Having pushed that approach in Miami, where he was Dade County school superintendent for almost three years, Fernandez is trying to apply it to the nation's largest school system. Whether or not it works in New York, school- based management is gathering momentum across the U.S. School districts in 27 states have experimented with it, with varying degrees of success, over the past five years. Since 1987 the schools in Rochester have been run by a team of teachers, parents and administrators. Beginning last fall, locally elected councils -- composed of six parents, two community residents, two teachers and the principal -- have been in charge of each of Chicago's 541 public schools.

Supporters of school-based management claim that it lifts teacher morale and makes schools more flexible, factors that improve learning. But detractors contend that many teachers find group decision making threatening and onerous. Others argue that self-governance simply takes turf battles once fought at the district or state level and dumps them at the schoolhouse door. "All they have done is decentralize the politics," says Paul Hill, senior social scientist for the Rand Corp.

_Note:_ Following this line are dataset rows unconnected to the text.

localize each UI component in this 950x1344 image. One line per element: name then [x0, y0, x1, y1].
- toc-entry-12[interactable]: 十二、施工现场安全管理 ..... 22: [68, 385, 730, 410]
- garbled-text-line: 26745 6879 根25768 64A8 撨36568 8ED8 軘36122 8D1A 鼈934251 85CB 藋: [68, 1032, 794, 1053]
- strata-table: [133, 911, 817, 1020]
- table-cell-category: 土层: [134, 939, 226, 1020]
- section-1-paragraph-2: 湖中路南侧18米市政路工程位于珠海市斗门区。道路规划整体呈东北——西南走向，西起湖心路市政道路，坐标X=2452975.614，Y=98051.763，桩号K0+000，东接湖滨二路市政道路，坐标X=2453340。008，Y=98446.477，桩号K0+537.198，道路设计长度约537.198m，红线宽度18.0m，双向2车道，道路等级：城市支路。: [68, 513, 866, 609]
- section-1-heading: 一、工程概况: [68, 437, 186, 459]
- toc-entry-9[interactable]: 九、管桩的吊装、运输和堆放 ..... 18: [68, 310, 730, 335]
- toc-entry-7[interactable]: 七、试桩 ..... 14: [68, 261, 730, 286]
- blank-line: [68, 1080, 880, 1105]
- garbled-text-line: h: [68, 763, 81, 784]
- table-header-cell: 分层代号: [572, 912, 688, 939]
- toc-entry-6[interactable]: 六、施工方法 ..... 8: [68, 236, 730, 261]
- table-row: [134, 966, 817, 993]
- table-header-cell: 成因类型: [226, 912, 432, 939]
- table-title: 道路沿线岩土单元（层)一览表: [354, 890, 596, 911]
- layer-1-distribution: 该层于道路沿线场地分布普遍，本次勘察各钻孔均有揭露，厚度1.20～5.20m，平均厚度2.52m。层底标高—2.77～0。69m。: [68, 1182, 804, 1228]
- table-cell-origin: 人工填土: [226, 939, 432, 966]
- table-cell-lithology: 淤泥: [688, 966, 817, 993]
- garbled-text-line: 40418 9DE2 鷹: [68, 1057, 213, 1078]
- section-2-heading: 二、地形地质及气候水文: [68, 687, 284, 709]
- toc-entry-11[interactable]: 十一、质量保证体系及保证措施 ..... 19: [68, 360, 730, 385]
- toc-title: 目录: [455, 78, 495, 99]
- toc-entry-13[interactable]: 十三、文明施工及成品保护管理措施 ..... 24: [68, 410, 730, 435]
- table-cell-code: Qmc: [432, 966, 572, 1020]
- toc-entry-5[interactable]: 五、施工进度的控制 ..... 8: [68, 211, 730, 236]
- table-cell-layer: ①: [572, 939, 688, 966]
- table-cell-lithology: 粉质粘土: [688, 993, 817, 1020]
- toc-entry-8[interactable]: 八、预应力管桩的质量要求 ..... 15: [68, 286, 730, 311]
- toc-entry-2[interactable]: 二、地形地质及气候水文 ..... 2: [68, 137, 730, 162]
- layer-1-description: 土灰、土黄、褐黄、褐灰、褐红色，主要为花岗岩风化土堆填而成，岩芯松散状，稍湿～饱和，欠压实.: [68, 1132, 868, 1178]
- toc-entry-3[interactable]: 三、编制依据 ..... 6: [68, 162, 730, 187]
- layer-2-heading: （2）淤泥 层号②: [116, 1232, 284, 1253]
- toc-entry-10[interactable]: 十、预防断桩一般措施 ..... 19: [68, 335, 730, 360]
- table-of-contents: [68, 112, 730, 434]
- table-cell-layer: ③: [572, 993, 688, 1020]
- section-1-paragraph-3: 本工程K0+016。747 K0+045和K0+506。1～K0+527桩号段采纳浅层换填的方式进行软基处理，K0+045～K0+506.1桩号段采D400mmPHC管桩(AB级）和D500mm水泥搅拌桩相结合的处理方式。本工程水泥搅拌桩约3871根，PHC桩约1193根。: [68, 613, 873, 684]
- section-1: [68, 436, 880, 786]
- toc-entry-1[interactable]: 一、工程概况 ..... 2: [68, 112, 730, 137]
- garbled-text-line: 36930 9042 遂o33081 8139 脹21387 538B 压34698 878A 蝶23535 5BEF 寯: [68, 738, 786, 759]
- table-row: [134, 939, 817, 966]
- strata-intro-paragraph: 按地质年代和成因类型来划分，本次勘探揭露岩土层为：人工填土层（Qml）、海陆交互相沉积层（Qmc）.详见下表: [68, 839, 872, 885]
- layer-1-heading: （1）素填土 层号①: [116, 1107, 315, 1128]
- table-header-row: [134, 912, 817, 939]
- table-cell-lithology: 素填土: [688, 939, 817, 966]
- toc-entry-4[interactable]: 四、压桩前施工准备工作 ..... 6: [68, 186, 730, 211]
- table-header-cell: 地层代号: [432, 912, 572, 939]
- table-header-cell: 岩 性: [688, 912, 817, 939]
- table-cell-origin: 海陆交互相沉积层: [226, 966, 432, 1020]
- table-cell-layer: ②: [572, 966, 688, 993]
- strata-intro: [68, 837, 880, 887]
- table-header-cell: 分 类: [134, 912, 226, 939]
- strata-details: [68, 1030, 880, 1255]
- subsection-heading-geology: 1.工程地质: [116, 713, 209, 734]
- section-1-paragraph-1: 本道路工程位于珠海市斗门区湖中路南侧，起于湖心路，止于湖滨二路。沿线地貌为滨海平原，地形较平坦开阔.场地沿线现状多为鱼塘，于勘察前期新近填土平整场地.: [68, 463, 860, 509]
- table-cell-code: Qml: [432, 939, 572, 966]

Does school-based management lead to more effective teaching or merely create problems for already overburdened educators? Three case histories illustrate the gains -- and some pains -- that can result from more local control:

SAN DIEGO. Within six months of her arrival at Linda Vista Elementary School in July 1987, principal Adel Nadeau custom-tailored a program to fit her 950 students, 62% of whom were from Southeast Asia and spoke little or no English. With the approval of the school district, she and her 33 teachers decided to split the day in two.

Mornings are reserved for language skills and social studies, with students grouped by their proficiency in English instead of their age. In the afternoons, youngsters of all abilities are thrown together to study two subjects, which are taught for three weeks straight, then switched. After three weeks of computer writing and library research, for example, a student might spend the next three investigating art and music. The aim: to help children learn by giving them concentrated doses of material.